A truly feminine woman should always retain a little air of
mystery – Louis Jourdan
One of the funniest things I ever heard came during a bridal
shower I attended about 40 years ago. As the prospective bride opened a gift,
revealing a beautiful negligee, a prim, 90ish little old woman (think Dana
Carvey playing The Church Lady) said, “When my brother was getting married, he
asked a local seamstress to make a nightgown for his intended, but he asked
that she make it extra-long. Confused, the seamstress asked if his fiancé was
very tall. He said, “No. I just want to prolong the suspense on my wedding
night of finally finding out what’s under that nightgown when I pull it over
her head.”
We all erupted in laughter, but this spicy little anecdote illustrates
how much mystery enlivens life. It’s mystery that keeps us reading to the end
of a “whodunit” and spurs us to binge-watch a Netflix series (Guilty--The Last Kingdom should come with an
addiction warning!) to see how things turn out. The suspense of finding out who
would be your “Mystery Date” made the game of the same name one of the most
popular ones for girls for the last 40 plus years.

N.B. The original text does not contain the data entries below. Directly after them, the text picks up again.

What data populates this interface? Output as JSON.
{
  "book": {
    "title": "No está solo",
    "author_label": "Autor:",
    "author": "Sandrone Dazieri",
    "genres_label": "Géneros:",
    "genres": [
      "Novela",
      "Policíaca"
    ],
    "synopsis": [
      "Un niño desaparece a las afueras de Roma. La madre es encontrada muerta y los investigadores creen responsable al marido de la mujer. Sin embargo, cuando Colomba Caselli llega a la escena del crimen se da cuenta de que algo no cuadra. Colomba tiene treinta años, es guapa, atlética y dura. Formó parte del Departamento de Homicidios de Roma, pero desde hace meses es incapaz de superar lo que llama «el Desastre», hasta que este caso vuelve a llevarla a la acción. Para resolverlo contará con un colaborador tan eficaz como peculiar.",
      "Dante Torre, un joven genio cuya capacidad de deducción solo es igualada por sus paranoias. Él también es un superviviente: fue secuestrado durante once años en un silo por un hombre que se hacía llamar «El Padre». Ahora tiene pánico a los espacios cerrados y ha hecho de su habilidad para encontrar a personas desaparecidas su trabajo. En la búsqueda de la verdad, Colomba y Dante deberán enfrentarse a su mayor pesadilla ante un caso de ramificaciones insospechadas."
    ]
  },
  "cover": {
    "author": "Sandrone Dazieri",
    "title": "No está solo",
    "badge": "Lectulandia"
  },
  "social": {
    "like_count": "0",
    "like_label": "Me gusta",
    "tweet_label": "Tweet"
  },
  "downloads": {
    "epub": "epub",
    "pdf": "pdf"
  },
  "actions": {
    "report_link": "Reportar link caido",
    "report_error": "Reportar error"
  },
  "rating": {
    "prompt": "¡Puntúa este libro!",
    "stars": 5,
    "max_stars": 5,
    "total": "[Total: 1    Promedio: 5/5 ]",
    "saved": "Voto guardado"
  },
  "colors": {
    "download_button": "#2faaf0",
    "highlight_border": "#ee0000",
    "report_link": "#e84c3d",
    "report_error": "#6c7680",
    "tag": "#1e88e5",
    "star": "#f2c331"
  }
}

But we are living in a different world today, and I’m afraid
we are losing some of the mystery. Today, people reveal everything about
themselves online--what they’re eating, where they’re going, what they’re
watching and thinking. Who they’re in love with or who they hate. They post
gruesome photos of injuries, details of bodily functions, and at times it seems
every thought that pops into their head, which is fine, but I noticed something
this holiday season that I hadn’t before.
From Thanksgiving to the New Year, I was in the company of a
lot people-extended family, friends, neighbors, former classmates, etc.--many
of whom are online, and I found the conversations I had with those who weren’t
online frequently or at all to be much more satisfying. It was refreshing to
learn about their lives in their own words, hear the inflections in their
voices, and see the looks in their eyes and read their body language instead of
seeing words on a page accompanied by an emoticon. And it was as equally
satisfying to reply in person to them and express my genuine emotion and
thought.
Maybe it’s just me, but most of the conversations I had with
those I see online began like this, “I see on Facebook that you’re . . . ” and
instead of getting a first-person account of something, I received a recap of
what had already been posted online. In fact, at a couple of large gatherings,
I’m ashamed to admit that the following conversation took place a few times in
my head: There’s so and so. I should go talk to her. Then that little
devil-on-your-shoulder voice replied, Why
bother? You already know what’s going on from Facebook.
Although I love and use social media as much as the next
person, I’m thinking of holding back some of myself. Do you really care what
I’m eating, watching, reading or where I’m going? Probably not. I’m apt to take
the advice of one of my favorite childhood authors, Carolyn Keene, who penned
the Nancy Drew series of books. She wrote in Nancy’s Mysterious Letter: Do
act mysterious. It always keeps them coming back for more.